# Raspberry Pi & Java Question



## dsbaha (Sep 22, 2015)

Hi, forgive me if its posted somewhere else, I couldn't seem to find it. Recently, I've been playing around w/with FreeBSD 11-CURRENT w/with the Raspberry Pi Images. They seem to work great for a headless solution! Video output does seem a little slow though...

One major barrier for me, and my application, is to run Java on the Raspberry Pi (both B+ & B2). Has anyone been able to get Java to run on it?

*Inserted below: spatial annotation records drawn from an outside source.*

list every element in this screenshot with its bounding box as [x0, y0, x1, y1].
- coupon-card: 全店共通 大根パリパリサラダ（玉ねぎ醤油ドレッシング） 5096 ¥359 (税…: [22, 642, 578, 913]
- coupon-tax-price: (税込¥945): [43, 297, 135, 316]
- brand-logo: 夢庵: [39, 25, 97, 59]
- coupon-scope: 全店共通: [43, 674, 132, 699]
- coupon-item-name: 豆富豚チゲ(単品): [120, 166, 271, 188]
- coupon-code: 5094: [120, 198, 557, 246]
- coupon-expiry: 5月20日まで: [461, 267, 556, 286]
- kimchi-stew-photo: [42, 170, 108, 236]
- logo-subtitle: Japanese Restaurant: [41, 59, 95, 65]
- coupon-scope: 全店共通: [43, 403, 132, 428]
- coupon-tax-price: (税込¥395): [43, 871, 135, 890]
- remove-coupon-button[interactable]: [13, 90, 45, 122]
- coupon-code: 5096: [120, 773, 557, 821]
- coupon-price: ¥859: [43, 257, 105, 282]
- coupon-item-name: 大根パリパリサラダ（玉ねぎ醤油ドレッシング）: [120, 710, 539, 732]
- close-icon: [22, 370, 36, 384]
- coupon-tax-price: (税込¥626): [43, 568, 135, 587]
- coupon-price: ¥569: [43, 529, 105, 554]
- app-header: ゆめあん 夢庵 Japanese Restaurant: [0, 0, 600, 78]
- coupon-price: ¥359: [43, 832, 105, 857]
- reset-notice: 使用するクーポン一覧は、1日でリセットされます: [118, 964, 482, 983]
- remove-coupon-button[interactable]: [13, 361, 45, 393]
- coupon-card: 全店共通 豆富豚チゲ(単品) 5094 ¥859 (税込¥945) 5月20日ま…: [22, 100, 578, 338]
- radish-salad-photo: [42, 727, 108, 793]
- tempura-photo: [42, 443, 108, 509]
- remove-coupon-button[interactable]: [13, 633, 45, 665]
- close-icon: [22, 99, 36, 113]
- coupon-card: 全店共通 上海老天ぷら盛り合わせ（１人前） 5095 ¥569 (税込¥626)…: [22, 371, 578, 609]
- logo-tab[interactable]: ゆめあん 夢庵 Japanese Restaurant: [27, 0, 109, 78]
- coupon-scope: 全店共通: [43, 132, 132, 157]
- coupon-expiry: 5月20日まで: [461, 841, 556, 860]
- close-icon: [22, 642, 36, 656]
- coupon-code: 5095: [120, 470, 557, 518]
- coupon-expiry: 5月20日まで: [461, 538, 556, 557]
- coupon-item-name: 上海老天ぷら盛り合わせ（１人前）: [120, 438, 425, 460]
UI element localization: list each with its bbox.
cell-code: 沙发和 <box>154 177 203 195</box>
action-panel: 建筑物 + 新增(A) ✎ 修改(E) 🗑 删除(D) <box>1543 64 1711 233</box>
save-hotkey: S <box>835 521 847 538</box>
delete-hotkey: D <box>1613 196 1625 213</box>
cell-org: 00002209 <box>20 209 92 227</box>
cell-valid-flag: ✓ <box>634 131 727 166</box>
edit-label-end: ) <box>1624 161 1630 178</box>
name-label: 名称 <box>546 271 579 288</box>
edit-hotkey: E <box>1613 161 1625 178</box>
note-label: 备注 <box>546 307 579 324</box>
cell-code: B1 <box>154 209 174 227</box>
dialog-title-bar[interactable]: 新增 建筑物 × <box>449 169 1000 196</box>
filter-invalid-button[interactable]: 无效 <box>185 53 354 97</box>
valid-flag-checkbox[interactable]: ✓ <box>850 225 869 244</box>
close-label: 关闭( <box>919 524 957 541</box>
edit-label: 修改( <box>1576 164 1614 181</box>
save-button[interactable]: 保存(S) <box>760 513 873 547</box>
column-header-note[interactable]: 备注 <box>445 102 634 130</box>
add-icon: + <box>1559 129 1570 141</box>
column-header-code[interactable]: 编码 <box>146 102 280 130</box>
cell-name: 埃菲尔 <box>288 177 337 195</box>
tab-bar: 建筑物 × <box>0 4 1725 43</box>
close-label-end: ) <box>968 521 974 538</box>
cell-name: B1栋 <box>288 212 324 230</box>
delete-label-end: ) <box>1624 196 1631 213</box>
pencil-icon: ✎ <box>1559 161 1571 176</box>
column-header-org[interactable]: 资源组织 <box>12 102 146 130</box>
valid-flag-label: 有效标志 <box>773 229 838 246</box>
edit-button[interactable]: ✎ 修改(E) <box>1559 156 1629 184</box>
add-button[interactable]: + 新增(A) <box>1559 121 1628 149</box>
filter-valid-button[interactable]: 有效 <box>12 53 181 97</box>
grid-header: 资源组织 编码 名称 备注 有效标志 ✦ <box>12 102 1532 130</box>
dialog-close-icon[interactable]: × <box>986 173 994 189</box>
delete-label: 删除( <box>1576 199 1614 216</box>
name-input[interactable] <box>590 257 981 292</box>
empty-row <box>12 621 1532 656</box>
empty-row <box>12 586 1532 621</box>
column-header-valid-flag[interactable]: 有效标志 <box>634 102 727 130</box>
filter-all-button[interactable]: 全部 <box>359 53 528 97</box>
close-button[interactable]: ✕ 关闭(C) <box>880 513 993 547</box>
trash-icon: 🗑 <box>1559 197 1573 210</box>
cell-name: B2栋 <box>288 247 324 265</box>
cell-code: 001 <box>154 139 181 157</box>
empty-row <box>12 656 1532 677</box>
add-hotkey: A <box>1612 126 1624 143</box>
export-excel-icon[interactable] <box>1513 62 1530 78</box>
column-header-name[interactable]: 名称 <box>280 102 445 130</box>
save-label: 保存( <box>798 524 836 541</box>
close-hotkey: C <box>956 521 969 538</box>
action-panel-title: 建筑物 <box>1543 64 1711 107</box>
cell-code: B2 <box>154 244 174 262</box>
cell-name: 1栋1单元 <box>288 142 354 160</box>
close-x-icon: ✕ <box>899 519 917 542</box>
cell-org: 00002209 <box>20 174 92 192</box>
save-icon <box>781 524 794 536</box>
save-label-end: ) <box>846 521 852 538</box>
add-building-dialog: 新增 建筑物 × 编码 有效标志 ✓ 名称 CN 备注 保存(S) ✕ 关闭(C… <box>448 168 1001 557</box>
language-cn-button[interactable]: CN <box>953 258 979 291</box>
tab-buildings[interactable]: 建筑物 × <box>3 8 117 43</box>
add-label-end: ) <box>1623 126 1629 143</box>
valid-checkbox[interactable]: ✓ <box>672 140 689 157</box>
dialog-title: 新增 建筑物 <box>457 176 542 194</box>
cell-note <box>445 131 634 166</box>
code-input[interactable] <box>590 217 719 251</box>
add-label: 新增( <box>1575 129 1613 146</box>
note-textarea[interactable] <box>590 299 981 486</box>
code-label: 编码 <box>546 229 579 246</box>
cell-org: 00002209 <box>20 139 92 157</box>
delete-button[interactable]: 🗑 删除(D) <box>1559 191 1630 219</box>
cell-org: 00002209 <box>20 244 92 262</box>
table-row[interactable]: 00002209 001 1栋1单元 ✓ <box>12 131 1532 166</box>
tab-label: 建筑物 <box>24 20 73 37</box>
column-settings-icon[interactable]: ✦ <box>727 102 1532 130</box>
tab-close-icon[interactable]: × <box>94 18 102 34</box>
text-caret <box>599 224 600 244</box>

OpenJDK8 from ports states that its only for i386/amd64 based architecture. I've seen OpenJDK work on Raspbian.

Oracle-JDK8 in ports state that linprocfs is a requirement for it to work. Looking in the Raspberry Pi Image under /boot/kernel/ I do not see any linprocfs(5)/linux(4) compat kernel modules.

Anyone accomplished getting any version of Java JRE7+ (preferably in mixed mode) working on the FreeBSD armv6 platform?


----------



## acheron (Sep 23, 2015)

I've submitted patches for openjdk some times ago.
The patch for java/bootstrap-openjdk was commited in https://svnweb.freebsd.org/ports?view=revision&revision=397256.
The patch for java/openjdk8 is in review PR 201308.
The zeroshark variant (ie mixed mode) doesn't compile at all (I'm accepting patches).
If you want a prebuild package for openjdk8: http://mikael.urankar.free.fr/FreeBSD/arm/openjdk8-8.51.16.txz


----------



## dsbaha (Sep 24, 2015)

Great!  Thanks for the response and your work, I definitely appreciate it.  I'll give it a shot.


----------



## acheron (Sep 24, 2015)

I've uploaded a more recent version of openjdk8: http://mikael.urankar.free.fr/FreeBSD/arm/openjdk8-8.60.24.txz

fdescfs(5) and procfs(5) (and not linprocfs(5)) are not mandatory to run openjdk8 (at least for the few tests I've made so far)


----------